The version of Spark Context in the PySpark shell is 3.5.0
The Python version of Spark Context in the PySpark shell is 3.10
The master of Spark Context in the PySpark shell is local[1]


In [25]:
# Create a Python list of numbers from 1 to 100 
numb = range(1, 100)

# Load the list into PySpark  
spark_data = sc.parallelize(numb)
print(spark_data)

PythonRDD[14] at RDD at PythonRDD.scala:53


In [26]:
# Load a local file into PySpark shell
file_path = "README.md"
lines = sc.textFile(file_path)
print(lines)

README.md MapPartitionsRDD[16] at textFile at NativeMethodAccessorImpl.java:0


In [27]:
my_list = list(range(1, 11))

# Print my_list in the console
print("Input list is", my_list)

# Square all numbers in my_list
squared_list_lambda = list(map(lambda x: x*x, my_list))

# Print the result of the map function
print("The squared numbers are", squared_list_lambda)

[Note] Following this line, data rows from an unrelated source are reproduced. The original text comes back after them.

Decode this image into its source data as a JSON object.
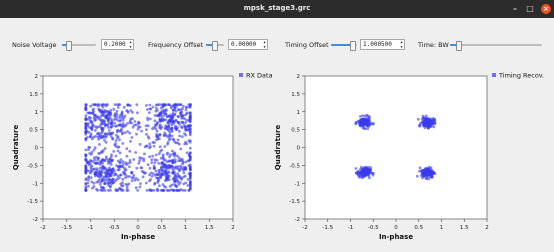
{
  "window": {
    "title": "mpsk_stage3.grc",
    "minimize_glyph": "–",
    "maximize_glyph": "□",
    "close_glyph": "×"
  },
  "controls": {
    "noise_voltage": {
      "label": "Noise Voltage",
      "value": "0.2000",
      "level": 0.2
    },
    "frequency_offset": {
      "label": "Frequency Offset",
      "value": "0.00000",
      "level": 0.5
    },
    "timing_offset": {
      "label": "Timing Offset",
      "value": "1.000500",
      "level": 0.85
    },
    "timing_bw": {
      "label": "Time: BW",
      "level": 0.1
    }
  },
  "chart_data": [
    {
      "type": "scatter",
      "title": "",
      "xlabel": "In-phase",
      "ylabel": "Quadrature",
      "xlim": [
        -2,
        2
      ],
      "ylim": [
        -2,
        2
      ],
      "xticks": [
        "-2",
        "-1.5",
        "-1",
        "-0.5",
        "0",
        "0.5",
        "1",
        "1.5",
        "2"
      ],
      "yticks": [
        "2",
        "1.5",
        "1",
        "0.5",
        "0",
        "-0.5",
        "-1",
        "-1.5",
        "-2"
      ],
      "grid": false,
      "legend_position": "top-right",
      "series": [
        {
          "name": "RX Data",
          "color": "#3b3bef",
          "cluster_centers": [
            [
              -0.7,
              0.7
            ],
            [
              0.7,
              0.7
            ],
            [
              -0.7,
              -0.7
            ],
            [
              0.7,
              -0.7
            ]
          ],
          "cluster_spread": 0.33,
          "x_extent": [
            -1.1,
            1.1
          ],
          "y_extent": [
            -1.2,
            1.2
          ],
          "points_per_cluster": 300
        }
      ]
    },
    {
      "type": "scatter",
      "title": "",
      "xlabel": "In-phase",
      "ylabel": "Quadrature",
      "xlim": [
        -2,
        2
      ],
      "ylim": [
        -2,
        2
      ],
      "xticks": [
        "-2",
        "-1.5",
        "-1",
        "-0.5",
        "0",
        "0.5",
        "1",
        "1.5",
        "2"
      ],
      "yticks": [
        "2",
        "1.5",
        "1",
        "0.5",
        "0",
        "-0.5",
        "-1",
        "-1.5",
        "-2"
      ],
      "grid": false,
      "legend_position": "top-right",
      "series": [
        {
          "name": "Timing Recov.",
          "color": "#3b3bef",
          "cluster_centers": [
            [
              -0.7,
              0.7
            ],
            [
              0.7,
              0.7
            ],
            [
              -0.7,
              -0.7
            ],
            [
              0.7,
              -0.7
            ]
          ],
          "cluster_spread": 0.07,
          "points_per_cluster": 140
        }
      ]
    }
  ]
}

Input list is [1, 2, 3, 4, 5, 6, 7, 8, 9, 10]
The squared numbers are [1, 4, 9, 16, 25, 36, 49, 64, 81, 100]


In [28]:
my_list2 = [10, 21, 31, 40, 51, 60, 72, 80, 93, 101]

# Print my_list2 in the console
print("Input list is:", my_list2)

# Filter numbers divisible by 10
filtered_list = list(filter(lambda x: (x%10 == 0), my_list2))

# Print the numbers divisible by 10
print("Numbers divisible by 10 are:", filtered_list)

Input list is: [10, 21, 31, 40, 51, 60, 72, 80, 93, 101]
Numbers divisible by 10 are: [10, 40, 60, 80]